Wright v. 3P Deliver, L.L.C., 07-683 (La.App. 3 Cir. 10/31/07); 970 So. 2d 1171
Thomas D. Davenport, Jr., represented Mr. Wright, the Plaintiff. The parties entered into a contract, wherein the service provider, the Defendant, was to provide transportation services along with handling, loading and unloading of shipments. The service provider later filed suit claiming breach of contract. The business filed a motion to compel arbitration and to stay the proceedings. There was no disputing the contract contained an arbitration clause. The trial court found that the contract was intended as a contract of labor employment, and was excluded from the Louisiana Arbitration Law. The trial court found from the four comers of the contract that the parties intended that the service provider engage primarily in labor services comprising of transportation services. The appellate court ruled that the contract was a contract for labor, and was excluded from binding arbitration under the provisions of La. Rev. Stat. Ann. § 9:4216. Loading, unloading and handling of shipments and equipment clearly required the application of physical force, or brawn and muscle. The activities provided for in the contract were accomplished through physical labor.

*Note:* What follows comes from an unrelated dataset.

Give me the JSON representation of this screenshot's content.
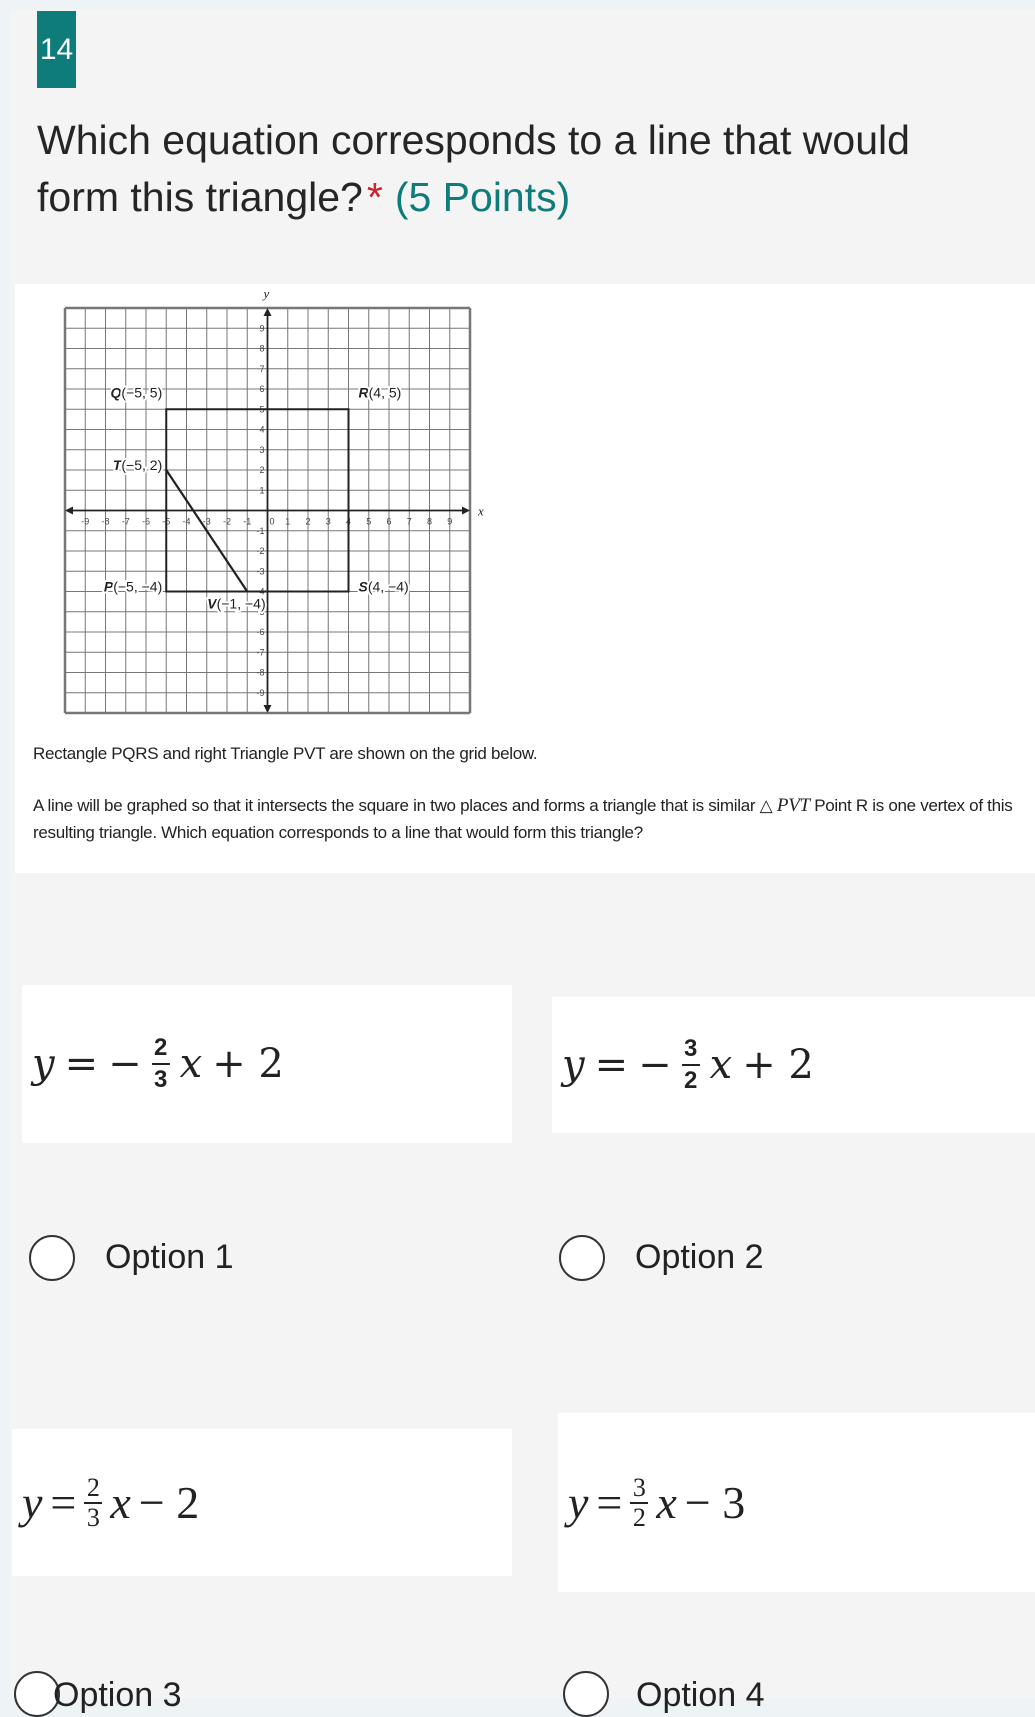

State v. Bell, 99-3278 (La. 12/08/00); 776 So. 2d 418
Defendant was convicted of armed robbery. The appellate court unanimously held that the trial judge erred when he admitted the evidence of the earlier robbery to prove identity. However, the appellate court held that the error was harmless in light of the overwhelming evidence of defendant's guilt. The court held that the similarities between the two crimes was not so distinctively similar to the charged armed robbery that one could reasonably infer that the same person was the perpetrator of both offenses. In conducting the harmless error analysis, the court could not conclude with any confidence that the jury's guilty verdict was surely unattributable to the erroneous admission of evidence of a prior armed robbery committed by defendant, especially since the prosecutor exploited the inadmissible evidence in rebuttal closing argument. Thus, defendant's conviction and sentence were reversed, and the case was remanded for a new trial. Thomas D. Davenport, Jr. and Kimberly Lanier represented the Defendant on the appeal to the Louisiana Supreme Court.
State v. Cain, 09-390 (La.App. 3 Cir. 11/04/09); 2009 La. App. LEXIS 1877
The Defendant appealed a judgment of the Ninth Judicial District Court, Parish of Rapides (Louisiana), which convicted him of illegal use of a weapon, first offense, a violation of La. Rev. Stat. Ann. § 14:94, and sentenced him to serve two years at hard labor, suspended, and ordered him to pay a fine and court costs.
The facts of the case were as follows: A sheriff's deputy drove up to Defendant's campsite to investigate a complaint, the Defendant stepped out from beside his truck and fired a warning shot in the air. Defendant argued that the evidence was insufficient to support his conviction because it was not foreseeable that the shot could have resulted in death or great bodily harm to a human being. The Defendant was intoxicated when he fired his weapon. However, he was alone on his own property. Further, he fired his gun only once and immediately cooperated with the deputy after ascertaining that he was a police officer. There was no evidence that Defendant's actions could have resulted in death or great bodily harm. According to the deputy, there was no one else around. The Defendant was facing toward his half brother's house, but fired straight up into the air, not in the direction of the home or in the direction of the deputy's person or vehicle. There was no evidence that Defendant pointed the weapon at anyone or anything when he fired it. The deputy was still in his vehicle and testified that he did not hear or see where the bullet came down and the bullet impact did not cause him to flinch or take cover. The Court of Appeal reversed the defendant's conviction and sentence. The Defendant was represented by Thomas D. Davenport, Jr. on the appeal.